My mentor asked the head nurse to talk to me about it and when I talked to her, I showed her what I had read in my own school book, as well as multiple other sources, about double gloving or wearing special thick nitrile gloves, etc. and she first told me flat out that my information was wrong and outdated, that there's no risk and no need for any of that because, well, that's the way they've been doing it for the last 20 years so clearly it's working. Then she went and got the ward's own safety manual for chemo and right there in capital letters it said that you need to use thick nitrile gloves when handling bodily fluids of patients who had just gotten chemo. At that point she told me I could wear them if I want. She had also asked the ward's pharmacist to bring up some pharmacy books so that I could get "real" information. When I read the books a bit later, both said that for 2-5 days after chemo, patients' bodily fluids should be handled with nitrile gloves/double gloving, a plastic apron or jacket, possibly a mask or eye protection, and other protection when necessary. I talked to the pharmacist about it and she agreed with the books and even told me she thought the nurses in that ward did not wear enough protection and were putting themselves at risk. I also talked to my teacher about it, and she was so shocked that she mentioned it to another teacher of mine, who happens to be a doctor, who said she couldn't believe the nurses weren't wearing the protection that was in the ward's policy.

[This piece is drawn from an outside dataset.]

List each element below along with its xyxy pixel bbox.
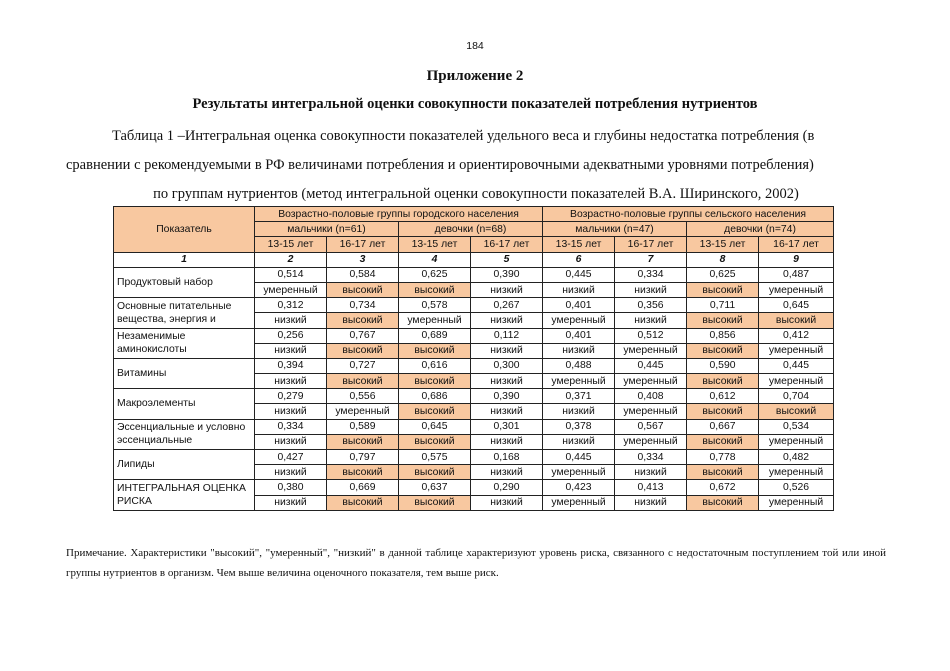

I think what freaked me out the most was that not only did the other nurses not seem to even be aware that extra PPE is required when dealing with bodily fluids of recent chemo patients, but that even the head nurse did not know what was written in the ward's own policies, a booklet that had her name down as one of the authors, as well as a couple of specialized doctors. It's probably a big part of why I'm finding it difficult to trust now that other hazardous drugs are being handled properly in other wards. I understand the exposures a nurse would get at work is relatively small, but even a tiny exposure is technically a tiny increase to cancer risk and they is no "safe dose." So I want to do everything I can to make my exposures absolutely minimal. If proper recommended safety protocol was always followed with these drugs (chemo and others), it would go a long way in making me feel better, and not feel like I have to worry about it myself. It should be hospital policy, and instead I feel like it's all on me to do the research and figure out how to protect myself.

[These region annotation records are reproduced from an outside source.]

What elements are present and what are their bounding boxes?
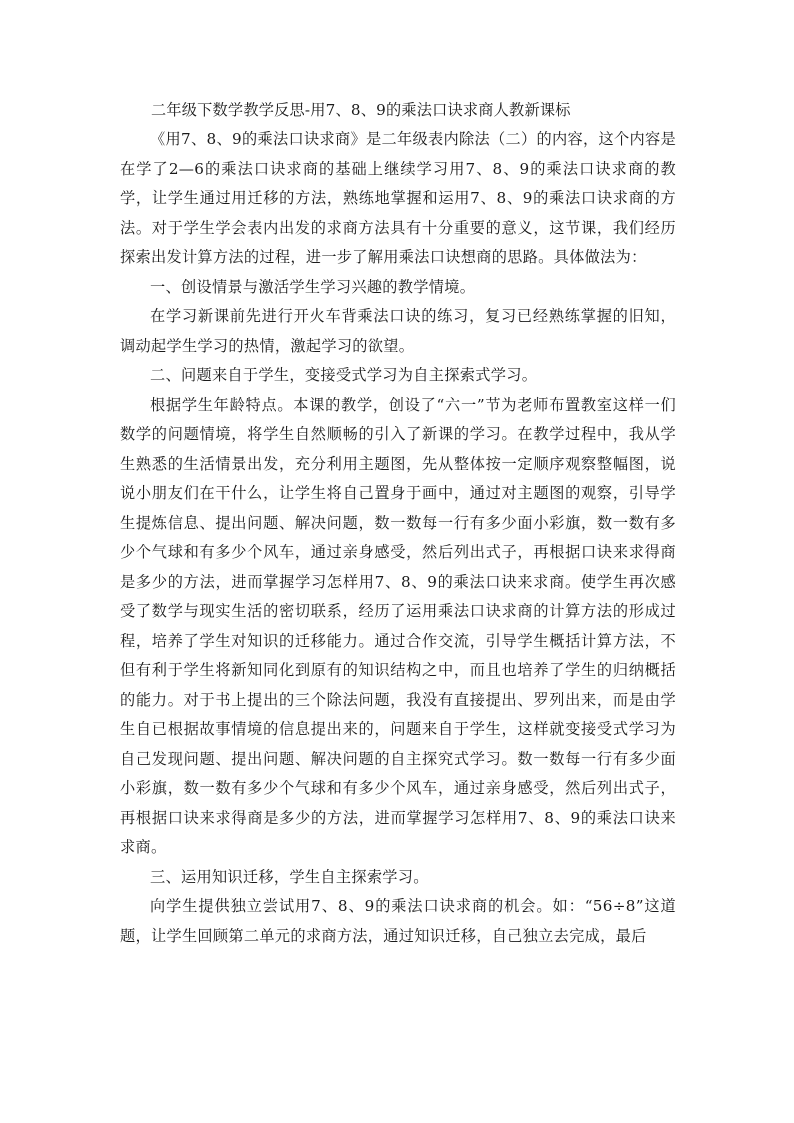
section-heading-2: 二、问题来自于学生，变接受式学习为自主探索式学习。: [150, 366, 538, 384]
section-heading-3: 三、运用知识迁移，学生自主探索学习。: [150, 867, 429, 886]
section-paragraph-3: 向学生提供独立尝试用7、8、9的乘法口诀求商的机会。如：“56÷8”这道题，让学生回顾第二单元的求商方法，通过知识迁移，自己独立去完成，最后: [120, 897, 676, 945]
intro-paragraph: 《用7、8、9的乘法口诀求商》是二年级表内除法（二）的内容，这个内容是在学了2—6的乘法口诀求商的基础上继续学习用7、8、9的乘法口诀求商的教学，让学生通过用迁移的方法，熟练地掌握和运用7、8、9的乘法口诀求商的方法。对于学生学会表内出发的求商方法具有十分重要的意义，这节课，我们经历探索出发计算方法的过程，进一步了解用乘法口诀想商的思路。具体做法为：: [120, 130, 676, 266]
document-body: [120, 96, 676, 951]
document-title: 二年级下数学教学反思-用7、8、9的乘法口诀求商人教新课标: [151, 101, 571, 119]
section-heading-1: 一、创设情景与激活学生学习兴趣的教学情境。: [150, 277, 476, 296]
section-paragraph-1: 在学习新课前先进行开火车背乘法口诀的练习，复习已经熟练掌握的旧知，调动起学生学习的热情，激起学习的欲望。: [120, 307, 676, 355]
section-paragraph-2: 根据学生年龄特点。本课的教学，创设了“六一”节为老师布置教室这样一们数学的问题情境，将学生自然顺畅的引入了新课的学习。在教学过程中，我从学生熟悉的生活情景出发，充分利用主题图，先从整体按一定顺序观察整幅图，说说小朋友们在干什么，让学生将自己置身于画中，通过对主题图的观察，引导学生提炼信息、提出问题、解决问题，数一数每一行有多少面小彩旗，数一数有多少个气球和有多少个风车，通过亲身感受，然后列出式子，再根据口诀来求得商是多少的方法，进而掌握学习怎样用7、8、9的乘法口诀来求商。使学生再次感受了数学与现实生活的密切联系，经历了运用乘法口诀求商的计算方法的形成过程，培养了学生对知识的迁移能力。通过合作交流，引导学生概括计算方法，不但有利于学生将新知同化到原有的知识结构之中，而且也培养了学生的归纳概括的能力。对于书上提出的三个除法问题，我没有直接提出、罗列出来，而是由学生自已根据故事情境的信息提出来的，问题来自于学生，这样就变接受式学习为自己发现问题、提出问题、解决问题的自主探究式学习。数一数每一行有多少面小彩旗，数一数有多少个气球和有多少个风车，通过亲身感受，然后列出式子，再根据口诀来求得商是多少的方法，进而掌握学习怎样用7、8、9的乘法口诀来求商。: [120, 395, 676, 856]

So yes, I am aware that my feelings are an overreaction, but I don't feel like they are completely without merit. I guess it made me feel like I can't trust my safety to other people or just trust that things are automatically handled properly. I don't blame the other nurses, either, because it's the employer's responsibility to make them aware of the risks, how to minimize them, and to provide them with proper protection. But it doesn't seem like that is being done everywhere, and I suppose that has left me feeling somewhat paranoid. Even on these forums I've read people saying they work somewhere where nurses mix chemo drugs without wearing even gloves, and without a safety cabinet. It's things like that that have left me wary, even if, again, I'm being overly wary and paranoid.

Or am I really totally off base and shouldn't worry at all?

Actually, I feel a lot better having gotten this off of my chest and discussed it with others who understand the risks and can relate to the situation. I do believe I need to make sure I protect myself, but I also think, as one reply said, that my reaction was out of proportion with the risks. I hope I can keep it in perspective.

I think you need to leave nursing, in NICU the last thing you think about it YOURSELF, and you have barely minutes to respond to your patient when tending and nursing these little people. There is ZERO time to self absorb, only time to think about your patient.

I strongly suggest you think about maybe working in a lab.